Oosterweel link: experts say works can continue
The works on the Oosterweel link, a mega-project designed to complete the Antwerp ring road, can be continued. This is evident from the Excavation Committee of Experts’ report, which was investigated at the request of Flemish Minister of Mobility Lydia Peeters (Open Vld). However, the committee does have a series of recommendations for the construction company Lantis.
A former PFOS pollution – a substance classified as an endocrine disruptor and persistent organic pollutant – was recently discovered on and around the 3M factory in Zwijndrecht. It was found in soil dug out for infrastructure works on the Oosterweel link on the left bank, which was (partly) used for roadsides and embankments.
The works on the Oosterweel link, which include a tunnel under the Scheldt, should improve the accessibility of Antwerp and the port, were then interrupted while the situation was investigated.
An Excavation Committee, headed by the Flemish government-appointed commissioner Karl Vrancken, was commissioned by the Minister to investigate whether the ongoing works could be done properly because of this PFOS contamination. The committee focused on dust, soil and soil displacement, and ground and surface water.
The experts’ report states that Lantis already applies all the safety principles for earth-moving. But to allow the works to continue without mixing contaminated soil with clean soil and without endangering the population’s health, the experts give a few more recommendations.
Thus, the committee wants the applied top layers of roadsides to be removed in which soil was used with more than 70 µg/kg dry matter (heavily contained soil). Specifically, the experts propose concentrating the most heavily contained soil, with values greater than 70 µg/kg dry matter, in a roadside or bank, which will be on 3M’s premises in Zwijndrecht. Furthermore, the soil must be covered both above and below to have no impact on the existing soil.
A polluted creek, the Palingbeek, which lies right next to the most polluted part of the site, needs to be widened. The creek will now be less deepened to avoid additional groundwater pollution, and it will be determined how much the creek bed needs to be expanded.
In addition, the top layers of roadsides close to residential areas should consist of clean soil only. The site must also be reclassified into different zones based on the PFOS content present. This will make it possible that the soil will not be backfilled with soil with higher PFOS concentrations. Measurement campaigns must also be rolled out both on the site and in the surrounding area so that windblown dust can be charted more accurately.
‘No danger to public health’
Since the works were only planned for 2023-2024, there is time to make the recalculation. Yet Minister Lydia Peeters estimates that the works will be delayed by two months, which is negligible on a project of ten years. But Peeters nevertheless reacts with satisfaction.
“I am pleased that the report shows that the techniques and measures Lantis uses as building contractor of Oosterweel are considered favorable by the commission. The report also indicates that the Oosterweel works can continue without any danger to public health.”

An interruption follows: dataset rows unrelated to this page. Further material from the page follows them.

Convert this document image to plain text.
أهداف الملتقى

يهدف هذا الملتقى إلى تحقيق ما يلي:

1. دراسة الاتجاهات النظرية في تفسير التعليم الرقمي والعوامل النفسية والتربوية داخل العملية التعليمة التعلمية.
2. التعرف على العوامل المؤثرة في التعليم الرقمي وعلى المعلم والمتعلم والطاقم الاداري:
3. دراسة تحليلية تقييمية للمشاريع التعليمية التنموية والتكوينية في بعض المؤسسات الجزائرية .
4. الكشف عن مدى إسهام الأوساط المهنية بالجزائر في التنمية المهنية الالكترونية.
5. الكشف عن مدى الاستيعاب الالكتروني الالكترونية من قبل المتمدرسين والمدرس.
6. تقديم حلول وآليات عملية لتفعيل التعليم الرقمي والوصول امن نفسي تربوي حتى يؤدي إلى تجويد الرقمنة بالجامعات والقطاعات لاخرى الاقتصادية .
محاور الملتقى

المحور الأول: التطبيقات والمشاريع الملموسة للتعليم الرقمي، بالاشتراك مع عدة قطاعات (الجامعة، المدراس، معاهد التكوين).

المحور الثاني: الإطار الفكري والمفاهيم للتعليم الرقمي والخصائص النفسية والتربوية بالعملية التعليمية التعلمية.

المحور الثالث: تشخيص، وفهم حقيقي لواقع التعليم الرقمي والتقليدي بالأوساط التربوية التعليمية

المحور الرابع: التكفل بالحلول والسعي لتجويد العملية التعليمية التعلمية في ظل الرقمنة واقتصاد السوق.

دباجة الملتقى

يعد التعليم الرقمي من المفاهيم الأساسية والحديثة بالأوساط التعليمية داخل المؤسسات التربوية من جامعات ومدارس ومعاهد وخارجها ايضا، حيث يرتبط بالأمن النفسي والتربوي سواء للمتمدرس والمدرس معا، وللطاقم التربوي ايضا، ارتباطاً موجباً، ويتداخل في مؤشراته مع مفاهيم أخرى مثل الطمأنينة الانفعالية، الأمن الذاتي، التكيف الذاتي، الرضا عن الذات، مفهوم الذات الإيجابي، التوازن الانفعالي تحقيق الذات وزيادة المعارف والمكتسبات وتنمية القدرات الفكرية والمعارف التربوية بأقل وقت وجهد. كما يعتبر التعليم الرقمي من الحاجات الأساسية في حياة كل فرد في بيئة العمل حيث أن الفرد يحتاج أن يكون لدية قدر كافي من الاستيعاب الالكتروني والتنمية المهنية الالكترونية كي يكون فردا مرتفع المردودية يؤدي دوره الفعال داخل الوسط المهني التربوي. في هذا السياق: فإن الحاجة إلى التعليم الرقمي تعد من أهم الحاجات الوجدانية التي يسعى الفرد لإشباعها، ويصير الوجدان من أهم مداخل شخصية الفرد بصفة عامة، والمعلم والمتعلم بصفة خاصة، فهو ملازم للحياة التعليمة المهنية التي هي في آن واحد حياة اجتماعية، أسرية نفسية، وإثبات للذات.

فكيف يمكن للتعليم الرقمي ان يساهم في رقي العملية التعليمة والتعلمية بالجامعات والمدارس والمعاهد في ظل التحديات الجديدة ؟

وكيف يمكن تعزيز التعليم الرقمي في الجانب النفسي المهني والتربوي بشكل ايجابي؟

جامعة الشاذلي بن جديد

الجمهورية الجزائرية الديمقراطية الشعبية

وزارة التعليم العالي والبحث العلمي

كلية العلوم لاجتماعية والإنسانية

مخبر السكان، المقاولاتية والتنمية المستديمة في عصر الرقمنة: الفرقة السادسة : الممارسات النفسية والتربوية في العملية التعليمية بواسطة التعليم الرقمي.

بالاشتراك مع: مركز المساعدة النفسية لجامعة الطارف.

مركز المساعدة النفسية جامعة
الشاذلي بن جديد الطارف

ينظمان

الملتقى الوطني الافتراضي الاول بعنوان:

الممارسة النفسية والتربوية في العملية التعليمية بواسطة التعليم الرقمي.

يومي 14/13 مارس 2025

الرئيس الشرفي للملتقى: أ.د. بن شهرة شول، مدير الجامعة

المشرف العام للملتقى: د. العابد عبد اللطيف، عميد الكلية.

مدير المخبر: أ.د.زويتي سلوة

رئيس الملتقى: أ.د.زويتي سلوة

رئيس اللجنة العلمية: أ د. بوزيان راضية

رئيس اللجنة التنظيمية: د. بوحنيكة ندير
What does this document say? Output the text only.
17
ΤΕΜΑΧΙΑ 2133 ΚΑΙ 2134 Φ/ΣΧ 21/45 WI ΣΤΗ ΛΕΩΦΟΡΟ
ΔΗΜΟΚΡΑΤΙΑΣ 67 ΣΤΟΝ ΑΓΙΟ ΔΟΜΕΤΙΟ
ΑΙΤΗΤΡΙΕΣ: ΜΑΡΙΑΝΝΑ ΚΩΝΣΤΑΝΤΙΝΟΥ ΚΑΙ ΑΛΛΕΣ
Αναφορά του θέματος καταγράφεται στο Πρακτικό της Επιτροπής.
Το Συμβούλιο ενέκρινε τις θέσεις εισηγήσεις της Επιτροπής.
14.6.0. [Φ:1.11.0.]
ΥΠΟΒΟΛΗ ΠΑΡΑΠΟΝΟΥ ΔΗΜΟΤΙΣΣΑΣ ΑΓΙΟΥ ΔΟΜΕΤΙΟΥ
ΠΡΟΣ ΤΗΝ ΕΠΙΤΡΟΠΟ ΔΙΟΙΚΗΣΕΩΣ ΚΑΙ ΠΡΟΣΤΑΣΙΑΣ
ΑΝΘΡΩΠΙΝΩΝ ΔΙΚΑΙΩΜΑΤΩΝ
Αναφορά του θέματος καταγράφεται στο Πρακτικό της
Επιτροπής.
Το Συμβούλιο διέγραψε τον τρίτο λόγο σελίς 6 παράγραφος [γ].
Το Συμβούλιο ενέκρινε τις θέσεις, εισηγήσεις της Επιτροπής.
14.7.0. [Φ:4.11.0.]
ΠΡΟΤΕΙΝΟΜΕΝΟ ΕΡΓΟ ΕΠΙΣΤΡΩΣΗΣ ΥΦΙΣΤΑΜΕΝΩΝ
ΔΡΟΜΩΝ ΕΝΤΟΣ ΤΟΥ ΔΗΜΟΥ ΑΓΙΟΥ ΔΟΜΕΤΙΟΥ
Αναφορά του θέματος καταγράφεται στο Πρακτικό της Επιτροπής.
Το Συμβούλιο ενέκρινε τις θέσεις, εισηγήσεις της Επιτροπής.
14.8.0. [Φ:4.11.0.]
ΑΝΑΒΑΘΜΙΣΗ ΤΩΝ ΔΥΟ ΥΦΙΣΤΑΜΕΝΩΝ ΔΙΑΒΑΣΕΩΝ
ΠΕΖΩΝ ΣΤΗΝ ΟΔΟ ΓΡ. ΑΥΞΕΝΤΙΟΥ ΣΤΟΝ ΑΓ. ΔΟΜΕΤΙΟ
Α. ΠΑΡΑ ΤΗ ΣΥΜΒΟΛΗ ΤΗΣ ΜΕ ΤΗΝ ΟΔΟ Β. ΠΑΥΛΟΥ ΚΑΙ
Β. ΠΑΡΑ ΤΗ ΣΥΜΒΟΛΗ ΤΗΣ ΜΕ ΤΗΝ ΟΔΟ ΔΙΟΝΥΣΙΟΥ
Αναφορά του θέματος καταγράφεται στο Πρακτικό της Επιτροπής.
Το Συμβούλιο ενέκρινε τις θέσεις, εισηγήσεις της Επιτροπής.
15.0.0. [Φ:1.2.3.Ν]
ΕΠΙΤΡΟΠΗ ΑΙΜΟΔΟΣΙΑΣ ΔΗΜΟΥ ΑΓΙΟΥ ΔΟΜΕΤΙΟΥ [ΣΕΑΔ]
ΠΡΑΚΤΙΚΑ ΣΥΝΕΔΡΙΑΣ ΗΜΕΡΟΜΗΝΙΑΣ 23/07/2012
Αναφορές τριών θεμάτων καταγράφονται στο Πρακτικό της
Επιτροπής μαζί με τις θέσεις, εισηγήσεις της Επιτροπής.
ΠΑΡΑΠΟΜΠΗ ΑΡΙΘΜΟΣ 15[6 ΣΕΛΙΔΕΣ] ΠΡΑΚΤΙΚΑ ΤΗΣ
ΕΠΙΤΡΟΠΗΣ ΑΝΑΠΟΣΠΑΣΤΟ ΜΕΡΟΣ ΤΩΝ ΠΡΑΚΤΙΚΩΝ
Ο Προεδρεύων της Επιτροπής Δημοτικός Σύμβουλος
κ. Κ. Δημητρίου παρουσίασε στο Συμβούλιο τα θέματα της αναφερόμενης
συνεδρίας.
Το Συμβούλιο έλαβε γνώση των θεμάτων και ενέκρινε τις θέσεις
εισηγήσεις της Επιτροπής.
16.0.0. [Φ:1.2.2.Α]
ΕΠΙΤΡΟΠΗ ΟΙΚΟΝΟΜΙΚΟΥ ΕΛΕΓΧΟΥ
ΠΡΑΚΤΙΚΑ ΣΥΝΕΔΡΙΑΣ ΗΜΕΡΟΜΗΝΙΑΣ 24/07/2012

Karl Vrancken, the person in charge of the report, is expected to appear before the parliamentary commission of inquiry on Friday to answer questions from MPs.
Not everyone convinced
In De Standaard, Hannes Anaf (Vooruit), chairman of the parliamentary PFOS investigation committee in the Flemish Parliament, and environmental lawyer Isabelle Larmuseau are less positive. According to Anaf, concrete obstacles have been exposed. For example, the current standards are too high, especially in places where many cyclists and pedestrians will pass.
Larmuseau, on the other hand, calls the legal investigation “hallucinatory’ because it does not address the questions that have arisen around additional contamination of groundwater and additional risks of exposure to PFOS. Experts have said in the inquiry committee that there are indeed additional risks.